Braverman urges Meta not to ‘go dark’ on detecting child abuse with encryption
Suella Braverman accused the company of failing to provide assurances that underage users will be protected from predators.
The Home Secretary has urged Meta not to “go dark” on detecting online child abuse by rolling out end-to-end encryption on its platforms without robust safety measures in place.
Suella Braverman accused the company, which owns Facebook, Instagram and WhatsApp, of failing to provide assurances that underage users will be protected from predators.
Along with security minister Tom Tugendhat and safeguarding minister Sarah Dines, she has called on the firm to “work with us” and enable police officers to “access online fora, acquire data (and) build investigations”.
The appeal follows a similar intervention in July, when Ms Braverman wrote to Meta boss Mark Zuckerberg expressing her concerns about the planned rollout.
In a black and white video, she says: “Dear Mark Zuckerberg, I was 13 when I was groomed online and sexually assaulted in my bedroom, but sharing my story of survival gave me strength.
“No child should ever have to experience what I went through, and yet today, on your platforms, child sexual abuse is worse than ever. If you decide to implement end-to-end encryption without safety measures, this abuse will go undetected.”
Meta-owned messaging app WhatsApp already offers end-to-end encryption by default, which prevents anyone other than the sender and recipient of a message from accessing its contents.
The social media giant is planning to add the feature to both Facebook Messenger and Instagram Direct chats later this year.
The company has insisted it has “robust” mechanisms in place to prevent and detect online abuse.
Ms Braverman said: “The use of strong encryption for online users remains a vital part of our digital world and I support it, so does the Government, but it cannot come at a cost to our children’s safety.
“Meta has failed to provide assurances that they will keep their platforms safe from sickening abusers. They must develop appropriate safeguards to sit alongside their plans for end-to-end encryption.”
Security Minister, Tom Tugendhat said: “Our law enforcement agencies are working day and night to crack down on child sexual abusers.
“The efforts of tech companies are crucial to their success.

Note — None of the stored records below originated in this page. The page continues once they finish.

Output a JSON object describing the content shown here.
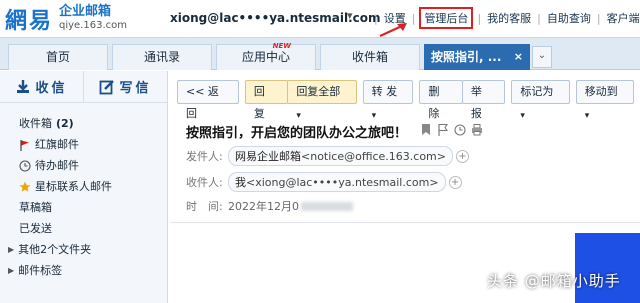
{
  "header": {
    "logo_mark": "網易",
    "logo_title": "企业邮箱",
    "logo_sub": "qiye.163.com",
    "account_email": "xiong@lac••••ya.ntesmail.com",
    "nav": [
      "设置",
      "管理后台",
      "我的客服",
      "自助查询",
      "客户端"
    ],
    "highlighted_nav": "管理后台"
  },
  "tabs": [
    {
      "label": "首页"
    },
    {
      "label": "通讯录"
    },
    {
      "label": "应用中心",
      "badge": "NEW"
    },
    {
      "label": "收件箱"
    },
    {
      "label": "按照指引, ...",
      "active": true,
      "close": "×"
    }
  ],
  "sidebar": {
    "receive": "收信",
    "write": "写信",
    "folders": [
      {
        "label": "收件箱",
        "count": "(2)"
      },
      {
        "label": "红旗邮件",
        "icon": "red-flag-icon"
      },
      {
        "label": "待办邮件",
        "icon": "clock-icon"
      },
      {
        "label": "星标联系人邮件",
        "icon": "star-icon"
      },
      {
        "label": "草稿箱"
      },
      {
        "label": "已发送"
      },
      {
        "label": "其他2个文件夹",
        "expandable": true
      },
      {
        "label": "邮件标签",
        "expandable": true
      }
    ]
  },
  "toolbar": {
    "back": "<< 返回",
    "reply": "回 复",
    "reply_all": "回复全部",
    "forward": "转 发",
    "delete": "删 除",
    "report": "举 报",
    "mark_as": "标记为",
    "move_to": "移动到"
  },
  "mail": {
    "subject": "按照指引，开启您的团队办公之旅吧！",
    "sender_label": "发件人:",
    "sender_name": "网易企业邮箱",
    "sender_addr": "<notice@office.163.com>",
    "recipient_label": "收件人:",
    "recipient_name": "我",
    "recipient_addr": "<xiong@lac••••ya.ntesmail.com>",
    "time_label": "时　间:",
    "time_value": "2022年12月0"
  },
  "watermark": "头条 @邮箱小助手",
  "colors": {
    "accent": "#2b6cb0",
    "highlight": "#e02020",
    "brand": "#1a73c9"
  }
}
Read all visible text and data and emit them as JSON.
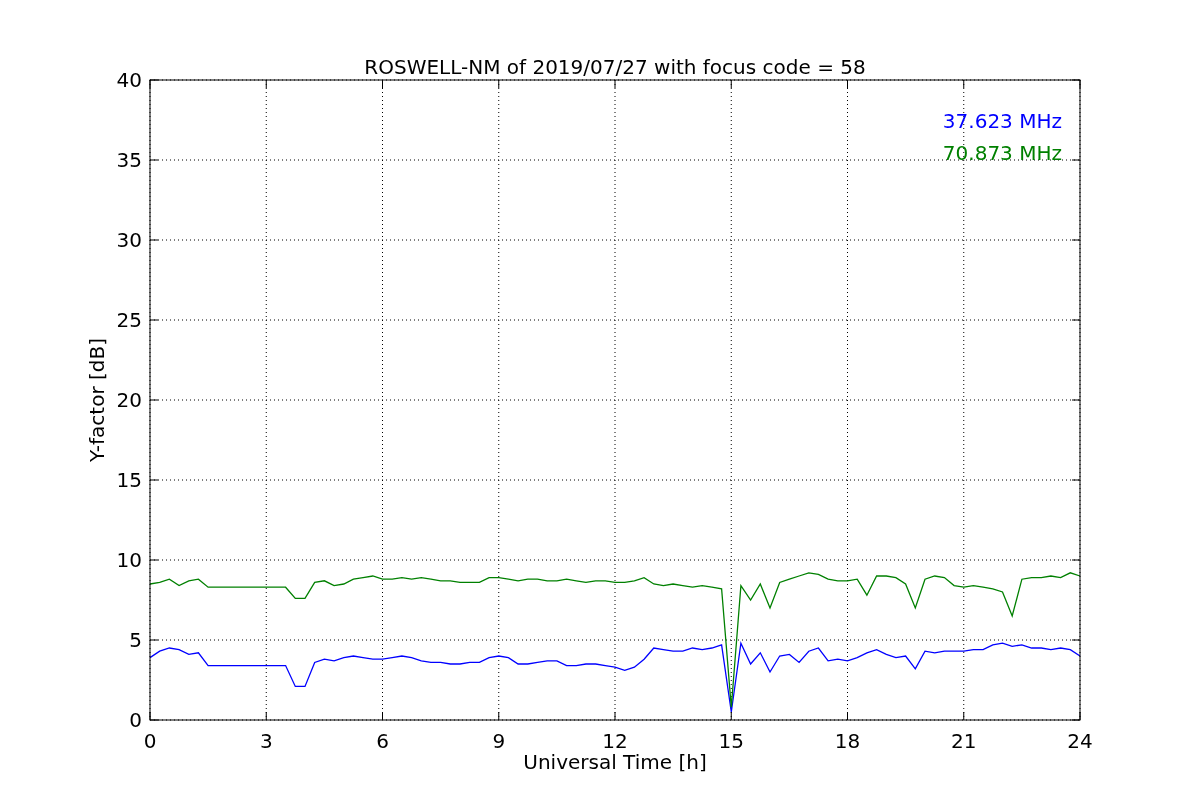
{
  "chart_data": {
    "type": "line",
    "title": "ROSWELL-NM of 2019/07/27 with focus code = 58",
    "xlabel": "Universal Time [h]",
    "ylabel": "Y-factor [dB]",
    "xlim": [
      0,
      24
    ],
    "ylim": [
      0,
      40
    ],
    "xticks": [
      0,
      3,
      6,
      9,
      12,
      15,
      18,
      21,
      24
    ],
    "yticks": [
      0,
      5,
      10,
      15,
      20,
      25,
      30,
      35,
      40
    ],
    "grid": true,
    "x": [
      0,
      0.25,
      0.5,
      0.75,
      1,
      1.25,
      1.5,
      1.75,
      2,
      2.25,
      2.5,
      2.75,
      3,
      3.25,
      3.5,
      3.75,
      4,
      4.25,
      4.5,
      4.75,
      5,
      5.25,
      5.5,
      5.75,
      6,
      6.25,
      6.5,
      6.75,
      7,
      7.25,
      7.5,
      7.75,
      8,
      8.25,
      8.5,
      8.75,
      9,
      9.25,
      9.5,
      9.75,
      10,
      10.25,
      10.5,
      10.75,
      11,
      11.25,
      11.5,
      11.75,
      12,
      12.25,
      12.5,
      12.75,
      13,
      13.25,
      13.5,
      13.75,
      14,
      14.25,
      14.5,
      14.75,
      15,
      15.25,
      15.5,
      15.75,
      16,
      16.25,
      16.5,
      16.75,
      17,
      17.25,
      17.5,
      17.75,
      18,
      18.25,
      18.5,
      18.75,
      19,
      19.25,
      19.5,
      19.75,
      20,
      20.25,
      20.5,
      20.75,
      21,
      21.25,
      21.5,
      21.75,
      22,
      22.25,
      22.5,
      22.75,
      23,
      23.25,
      23.5,
      23.75,
      24
    ],
    "series": [
      {
        "name": "37.623 MHz",
        "color": "#0000ff",
        "values": [
          3.9,
          4.3,
          4.5,
          4.4,
          4.1,
          4.2,
          3.4,
          3.4,
          3.4,
          3.4,
          3.4,
          3.4,
          3.4,
          3.4,
          3.4,
          2.1,
          2.1,
          3.6,
          3.8,
          3.7,
          3.9,
          4.0,
          3.9,
          3.8,
          3.8,
          3.9,
          4.0,
          3.9,
          3.7,
          3.6,
          3.6,
          3.5,
          3.5,
          3.6,
          3.6,
          3.9,
          4.0,
          3.9,
          3.5,
          3.5,
          3.6,
          3.7,
          3.7,
          3.4,
          3.4,
          3.5,
          3.5,
          3.4,
          3.3,
          3.1,
          3.3,
          3.8,
          4.5,
          4.4,
          4.3,
          4.3,
          4.5,
          4.4,
          4.5,
          4.7,
          0.5,
          4.8,
          3.5,
          4.2,
          3.0,
          4.0,
          4.1,
          3.6,
          4.3,
          4.5,
          3.7,
          3.8,
          3.7,
          3.9,
          4.2,
          4.4,
          4.1,
          3.9,
          4.0,
          3.2,
          4.3,
          4.2,
          4.3,
          4.3,
          4.3,
          4.4,
          4.4,
          4.7,
          4.8,
          4.6,
          4.7,
          4.5,
          4.5,
          4.4,
          4.5,
          4.4,
          4.0
        ]
      },
      {
        "name": "70.873 MHz",
        "color": "#008000",
        "values": [
          8.5,
          8.6,
          8.8,
          8.4,
          8.7,
          8.8,
          8.3,
          8.3,
          8.3,
          8.3,
          8.3,
          8.3,
          8.3,
          8.3,
          8.3,
          7.6,
          7.6,
          8.6,
          8.7,
          8.4,
          8.5,
          8.8,
          8.9,
          9.0,
          8.8,
          8.8,
          8.9,
          8.8,
          8.9,
          8.8,
          8.7,
          8.7,
          8.6,
          8.6,
          8.6,
          8.9,
          8.9,
          8.8,
          8.7,
          8.8,
          8.8,
          8.7,
          8.7,
          8.8,
          8.7,
          8.6,
          8.7,
          8.7,
          8.6,
          8.6,
          8.7,
          8.9,
          8.5,
          8.4,
          8.5,
          8.4,
          8.3,
          8.4,
          8.3,
          8.2,
          0.8,
          8.4,
          7.5,
          8.5,
          7.0,
          8.6,
          8.8,
          9.0,
          9.2,
          9.1,
          8.8,
          8.7,
          8.7,
          8.8,
          7.8,
          9.0,
          9.0,
          8.9,
          8.5,
          7.0,
          8.8,
          9.0,
          8.9,
          8.4,
          8.3,
          8.4,
          8.3,
          8.2,
          8.0,
          6.5,
          8.8,
          8.9,
          8.9,
          9.0,
          8.9,
          9.2,
          9.0
        ]
      }
    ]
  }
}
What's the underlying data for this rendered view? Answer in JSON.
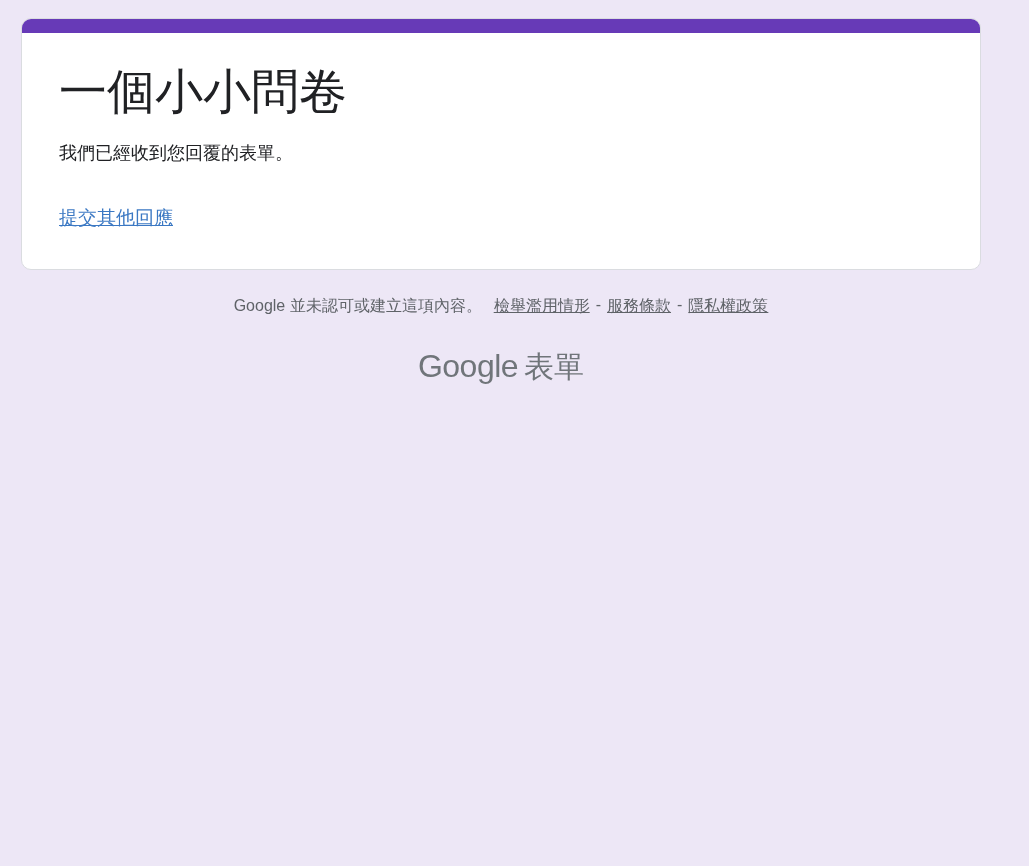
{
  "form": {
    "title": "一個小小問卷",
    "message": "我們已經收到您回覆的表單。",
    "link": "提交其他回應"
  },
  "footer": {
    "disclaimer": "Google 並未認可或建立這項內容。",
    "links": [
      {
        "label": "檢舉濫用情形"
      },
      {
        "label": "服務條款"
      },
      {
        "label": "隱私權政策"
      }
    ],
    "separator": "-"
  },
  "logo": {
    "brand": "Google",
    "product": "表單"
  }
}
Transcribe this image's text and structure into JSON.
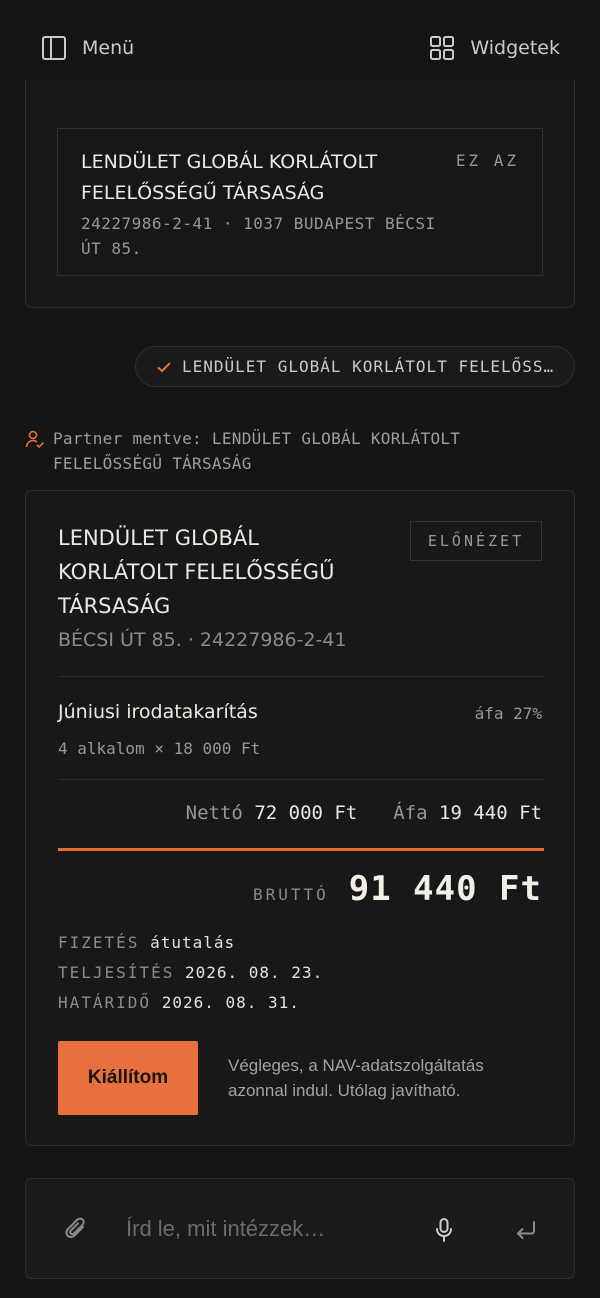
{
  "header": {
    "menu_label": "Menü",
    "widgets_label": "Widgetek"
  },
  "partner_option": {
    "name": "LENDÜLET GLOBÁL KORLÁTOLT FELELŐSSÉGŰ TÁRSASÁG",
    "meta": "24227986-2-41 · 1037 BUDAPEST BÉCSI ÚT 85.",
    "choose_label": "EZ AZ"
  },
  "selected_chip": {
    "text": "LENDÜLET GLOBÁL KORLÁTOLT FELELŐSSÉGŰ TÁRSASÁG"
  },
  "saved_note": {
    "text": "Partner mentve: LENDÜLET GLOBÁL KORLÁTOLT FELELŐSSÉGŰ TÁRSASÁG"
  },
  "invoice": {
    "partner_name": "LENDÜLET GLOBÁL KORLÁTOLT FELELŐSSÉGŰ TÁRSASÁG",
    "partner_address": "BÉCSI ÚT 85. · 24227986-2-41",
    "preview_label": "ELŐNÉZET",
    "item": {
      "title": "Júniusi irodatakarítás",
      "vat": "áfa 27%",
      "quantity": "4 alkalom × 18 000 Ft"
    },
    "totals": {
      "net_label": "Nettó",
      "net_value": "72 000 Ft",
      "vat_label": "Áfa",
      "vat_value": "19 440 Ft"
    },
    "gross_label": "BRUTTÓ",
    "gross_value": "91 440 Ft",
    "payment_label": "FIZETÉS",
    "payment_value": "átutalás",
    "fulfillment_label": "TELJESÍTÉS",
    "fulfillment_value": "2026. 08. 23.",
    "due_label": "HATÁRIDŐ",
    "due_value": "2026. 08. 31.",
    "issue_label": "Kiállítom",
    "issue_note": "Végleges, a NAV-adatszolgáltatás azonnal indul. Utólag javítható."
  },
  "composer": {
    "placeholder": "Írd le, mit intézzek…",
    "value": ""
  },
  "colors": {
    "background": "#151515",
    "accent": "#e8703f"
  }
}
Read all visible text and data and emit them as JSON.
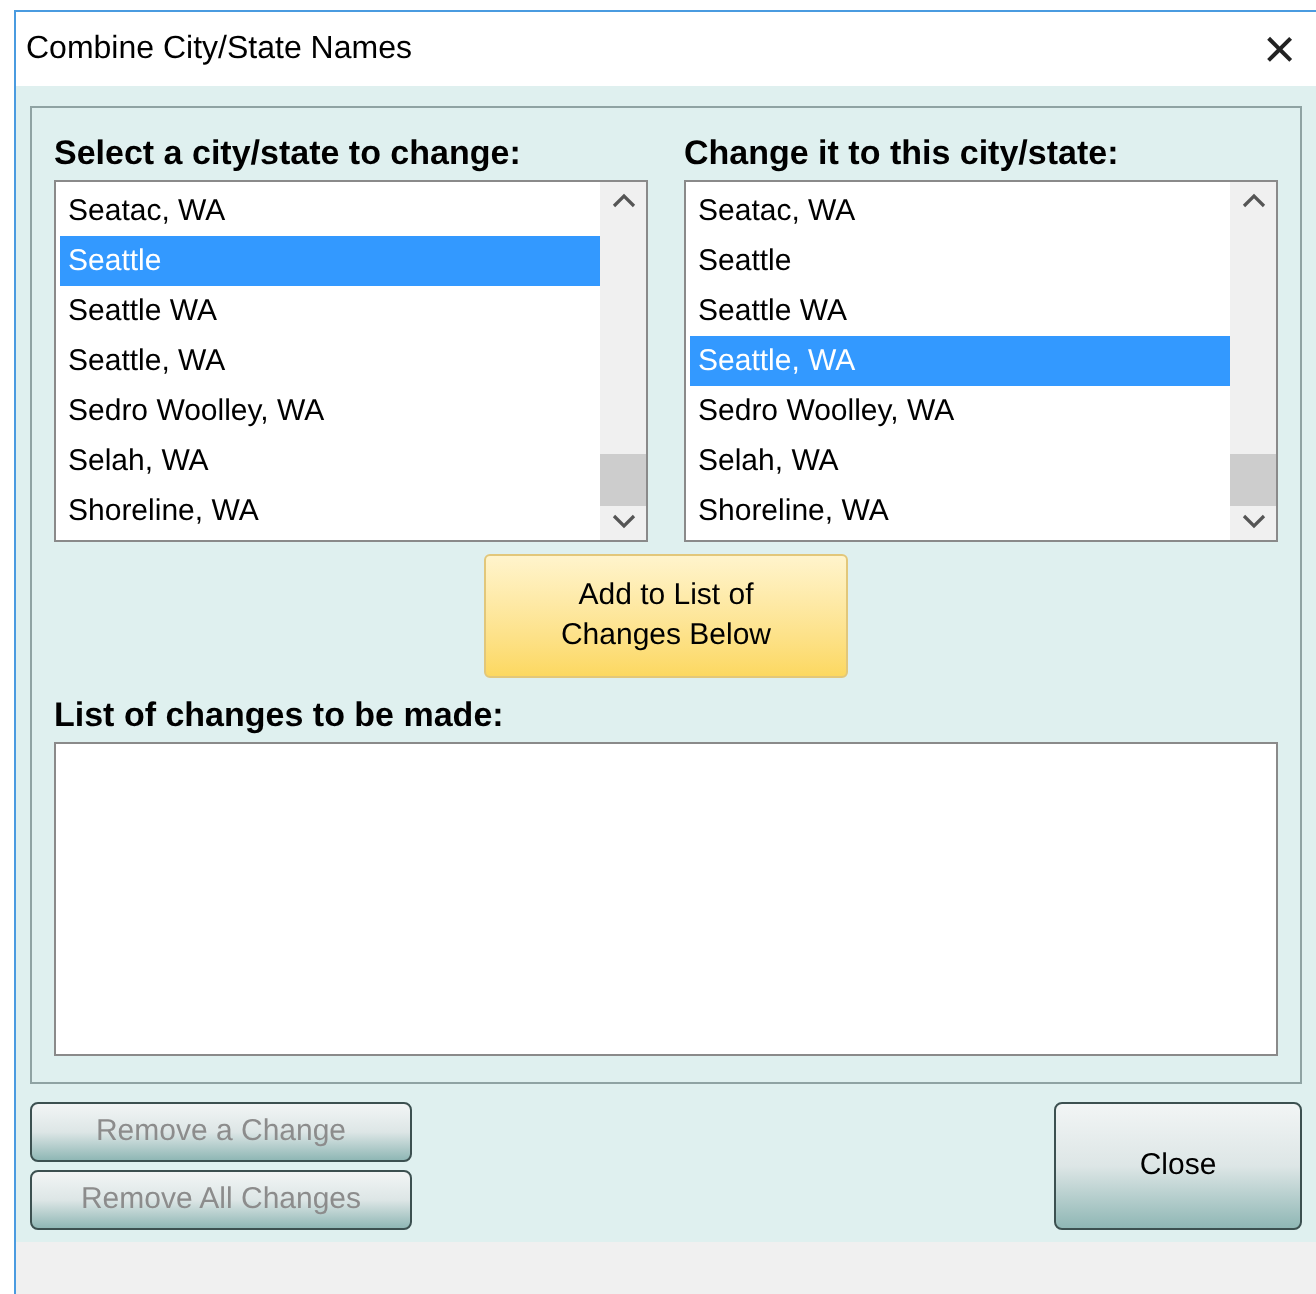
{
  "window": {
    "title": "Combine City/State Names",
    "close": "×"
  },
  "lists": [
    {
      "label": "Select a city/state to change:",
      "items": [
        {
          "text": "Seatac, WA",
          "selected": false
        },
        {
          "text": "Seattle",
          "selected": true
        },
        {
          "text": "Seattle WA",
          "selected": false
        },
        {
          "text": "Seattle, WA",
          "selected": false
        },
        {
          "text": "Sedro Woolley, WA",
          "selected": false
        },
        {
          "text": "Selah, WA",
          "selected": false
        },
        {
          "text": "Shoreline, WA",
          "selected": false
        }
      ]
    },
    {
      "label": "Change it to this city/state:",
      "items": [
        {
          "text": "Seatac, WA",
          "selected": false
        },
        {
          "text": "Seattle",
          "selected": false
        },
        {
          "text": "Seattle WA",
          "selected": false
        },
        {
          "text": "Seattle, WA",
          "selected": true
        },
        {
          "text": "Sedro Woolley, WA",
          "selected": false
        },
        {
          "text": "Selah, WA",
          "selected": false
        },
        {
          "text": "Shoreline, WA",
          "selected": false
        }
      ]
    }
  ],
  "add_button": {
    "line1": "Add to List of",
    "line2": "Changes Below"
  },
  "changes": {
    "label": "List of changes to be made:"
  },
  "buttons": [
    {
      "label": "Remove a Change",
      "disabled": true
    },
    {
      "label": "Remove All Changes",
      "disabled": true
    }
  ],
  "close_button": {
    "label": "Close",
    "disabled": false
  }
}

They have great influence over our lives, and with that power comes the responsibility to work with us to tackle this despicable abuse.”
National Crime Agency (NCA) director of general threats, James Babbage, said if the company introduces end-to-end encryption as planned it will “massively reduce our collective ability” to protect children.
“We are not asking for new or additional law enforcement access, we simply ask that Meta retains the ability to keep working with us to identify and help prevent abuse,” he said.
“This collaboration remains absolutely vital.”
“Tech firms should be showing industry leadership by listening to the public and investing in technology that protects both the safety and privacy rights of all users,” he said.
Ms Braverman on Tuesday visited a Kent Police investigation team dedicated to tackling online grooming.
Speaking afterwards, she said: “We’re facing a national and international crisis actually, whereby the scourge of online child sexual abuse is at prolific levels, where paedophiles are operating on groups hosted by Facebook or Instagram and they are abusing children.”
She added: “I’m… calling on the tech companies, in particular Facebook, to embrace the technology so that we put child safety first and foremost.”
Meta already restricts people aged over 19 from messaging teenagers who do not follow them and has said it expects to continue providing “more reports to law enforcement than our peers”.
In an update to a 2022 report on safety mechanisms published on Wednesday, it cited the “use of technology to distinguish between adult and teen accounts” and default privacy settings for people aged under 18 as examples of its approach.
A company spokesperson said: “The overwhelming majority of Brits already rely on apps that use encryption to keep them safe from hackers, fraudsters and criminals.
“We don’t think people want us reading their private messages so have spent the last five years developing robust safety measures to prevent, detect and combat abuse while maintaining online security.
“We’re today publishing an updated report setting out these measures, such as restricting people over 19 from messaging teens who don’t follow them and using technology to identify and take action against malicious behaviour.
“As we roll out end-to-end encryption, we expect to continue providing more reports to law enforcement than our peers due to our industry leading work on keeping people safe.”
Labour’s shadow home secretary Yvette Cooper said: “Endless delays to the Online Safety Bill due to internal Tory chaos and conflict have left more children at risk of harm online – implementing that legislation must be an absolute priority and child safety must always be paramount.
“But Meta should be working with the Government, law enforcement and children’s charities, not suddenly turning their backs and making it much harder to keep children safe. For years, Facebook has had safeguards to stop some of the vile online sexual abuse of children. As an incredibly rich social media giant, Meta has a responsibility to use its technology and expertise to find new ways of keeping children safe rather than just abandoning all those safeguards with their latest encryption plans.”